La spedizione dei Ragni di Lecco di quest’anno in Patagonia si proponeva di ripetere per la prima volta e in libera la via aperta sulla parete est da Casimiro Ferrari e Vittorio Meles nel 1976. Le condizioni della parete non hanno permesso a Della Bordella, Schiera, Schüpbach, Gianola e Fouquet di salirla, tuttavia gli alpinisti hanno lavorato al raggiungimento di un altro degli obiettivi che si erano prefissati: la rimozione dai materiali, lasciati dagli apritori e da altre spedizioni precedenti, rimasti per anni in parete. Nei primi 750 metri di salita hanno potuto spostare dalla via scalette e corde, depositandoli su alcune cenge. L’idea era quella di riportarli a valle durante la discesa, ma le condizioni di salute di Schüpbach non hanno permesso loro di trasportare tutto il materiale. Come spiega Della Bordella una grossa mano l’hanno data però altri alpinisti argentini impegnati anche loro sulla Est del Fitz Roy: sono stati in particolare Cristobal Senoret e Inaki Cousirrat a caricarsi 35 chili di materiali e a portarli giù dalla montagna.

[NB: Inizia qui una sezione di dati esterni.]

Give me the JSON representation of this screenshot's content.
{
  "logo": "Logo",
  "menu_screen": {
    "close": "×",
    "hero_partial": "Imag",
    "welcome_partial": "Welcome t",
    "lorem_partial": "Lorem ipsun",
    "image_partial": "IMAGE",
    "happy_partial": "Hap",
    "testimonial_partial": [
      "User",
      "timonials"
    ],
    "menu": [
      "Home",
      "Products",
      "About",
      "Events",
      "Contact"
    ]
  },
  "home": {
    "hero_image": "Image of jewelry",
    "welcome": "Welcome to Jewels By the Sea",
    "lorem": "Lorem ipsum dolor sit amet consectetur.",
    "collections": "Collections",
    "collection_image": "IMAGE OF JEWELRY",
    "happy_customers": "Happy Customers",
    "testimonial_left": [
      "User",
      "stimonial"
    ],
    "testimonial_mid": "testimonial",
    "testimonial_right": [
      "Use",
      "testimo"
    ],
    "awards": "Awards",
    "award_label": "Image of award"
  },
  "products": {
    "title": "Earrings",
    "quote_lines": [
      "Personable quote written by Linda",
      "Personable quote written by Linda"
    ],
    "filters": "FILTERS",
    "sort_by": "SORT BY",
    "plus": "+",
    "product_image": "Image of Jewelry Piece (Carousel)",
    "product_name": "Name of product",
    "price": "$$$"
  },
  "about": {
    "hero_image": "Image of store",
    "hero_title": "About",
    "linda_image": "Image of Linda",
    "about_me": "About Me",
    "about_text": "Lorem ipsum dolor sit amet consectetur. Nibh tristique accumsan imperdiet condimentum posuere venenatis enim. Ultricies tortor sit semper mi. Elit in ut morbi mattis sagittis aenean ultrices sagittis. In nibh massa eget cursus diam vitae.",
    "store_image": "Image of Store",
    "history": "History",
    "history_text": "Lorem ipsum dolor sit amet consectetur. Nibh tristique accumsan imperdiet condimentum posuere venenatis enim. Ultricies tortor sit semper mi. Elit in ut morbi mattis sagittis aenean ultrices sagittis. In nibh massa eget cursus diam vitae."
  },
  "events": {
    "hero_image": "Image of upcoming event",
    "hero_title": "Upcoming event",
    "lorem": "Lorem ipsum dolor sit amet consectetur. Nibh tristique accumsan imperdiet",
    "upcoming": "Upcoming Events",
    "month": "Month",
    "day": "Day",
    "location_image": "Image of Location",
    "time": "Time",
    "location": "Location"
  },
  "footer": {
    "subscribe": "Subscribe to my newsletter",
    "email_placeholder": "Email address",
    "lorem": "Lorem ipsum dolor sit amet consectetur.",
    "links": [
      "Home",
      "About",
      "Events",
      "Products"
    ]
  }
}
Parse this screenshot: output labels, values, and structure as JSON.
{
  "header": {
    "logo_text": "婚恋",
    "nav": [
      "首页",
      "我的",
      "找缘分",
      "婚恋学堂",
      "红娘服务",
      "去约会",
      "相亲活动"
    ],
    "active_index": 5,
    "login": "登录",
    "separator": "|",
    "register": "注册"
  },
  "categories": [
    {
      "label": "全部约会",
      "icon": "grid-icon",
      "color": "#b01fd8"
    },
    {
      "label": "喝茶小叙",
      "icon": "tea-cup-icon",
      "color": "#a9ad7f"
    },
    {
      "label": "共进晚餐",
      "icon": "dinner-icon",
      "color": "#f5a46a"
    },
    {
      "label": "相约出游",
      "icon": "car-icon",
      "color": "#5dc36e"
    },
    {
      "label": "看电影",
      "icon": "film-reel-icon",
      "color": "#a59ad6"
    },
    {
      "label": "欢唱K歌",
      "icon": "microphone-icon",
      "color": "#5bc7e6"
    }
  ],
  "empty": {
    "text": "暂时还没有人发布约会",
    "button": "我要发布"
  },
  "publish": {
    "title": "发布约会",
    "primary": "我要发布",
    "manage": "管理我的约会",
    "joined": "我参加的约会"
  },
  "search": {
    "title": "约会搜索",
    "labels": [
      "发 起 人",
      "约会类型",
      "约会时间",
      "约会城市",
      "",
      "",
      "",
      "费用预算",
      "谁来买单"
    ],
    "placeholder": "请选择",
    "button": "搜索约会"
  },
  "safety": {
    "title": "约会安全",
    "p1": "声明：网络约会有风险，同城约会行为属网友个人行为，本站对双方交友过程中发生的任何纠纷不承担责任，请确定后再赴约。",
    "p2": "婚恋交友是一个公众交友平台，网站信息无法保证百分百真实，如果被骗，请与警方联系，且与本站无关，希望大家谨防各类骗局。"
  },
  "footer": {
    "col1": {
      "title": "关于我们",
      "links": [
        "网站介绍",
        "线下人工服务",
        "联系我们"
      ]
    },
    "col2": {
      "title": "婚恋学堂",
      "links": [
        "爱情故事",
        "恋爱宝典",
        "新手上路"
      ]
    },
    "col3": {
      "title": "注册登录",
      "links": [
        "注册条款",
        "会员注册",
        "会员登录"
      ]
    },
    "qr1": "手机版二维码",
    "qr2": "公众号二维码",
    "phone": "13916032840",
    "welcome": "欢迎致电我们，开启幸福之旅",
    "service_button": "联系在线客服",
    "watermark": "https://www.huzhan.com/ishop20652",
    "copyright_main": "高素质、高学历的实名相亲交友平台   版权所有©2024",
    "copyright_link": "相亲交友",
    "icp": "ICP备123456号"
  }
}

Dopo un secondo tentativo abortito ancora prima del precedente sulla parete Est del Fitz Roy, Della Bordella, Schiera e Schüpbach hanno scelto un nuovo obiettivo: il pilastro Goretta. Di seguito riportiamo parte del racconto di Della Bordella, disponibile in versione integrale sul sito dei Ragni di Lecco.
“Chiuso il capitolo via dei Ragni al Fitz Roy la domanda è cosa fare nei successivi 3 giorni. Ne parliamo sul ghiacciaio sotto la via e ci basta guardarci intorno per renderci conto che dove la parete Est del Fitz Roy finisce, si innalza imponente il pilastro che Renato Casarotto dedicò alla moglie Goretta. Un missile che si impenna contro il cielo e che termina 350 metri sotto la cima principale del Fitz Roy. Impossibile non restarne colpiti la prima volta che lo si vede. Una breve premessa e qualche accenno storico alla grandissima impresa che Renato Casarotto compì nel 1979 è necessario e doveroso. Come molti già sanno, è stato uno dei più grandi alpinisti italiani di tutti i tempi e sebbene al grande pubblico il suo nome sia meno noto di quelli di Bonatti, Cassin o Messner, le sue salite, il suo stile e la sua filosofia di andare in montagna non hanno nulla da invidiare a questi grandi nomi.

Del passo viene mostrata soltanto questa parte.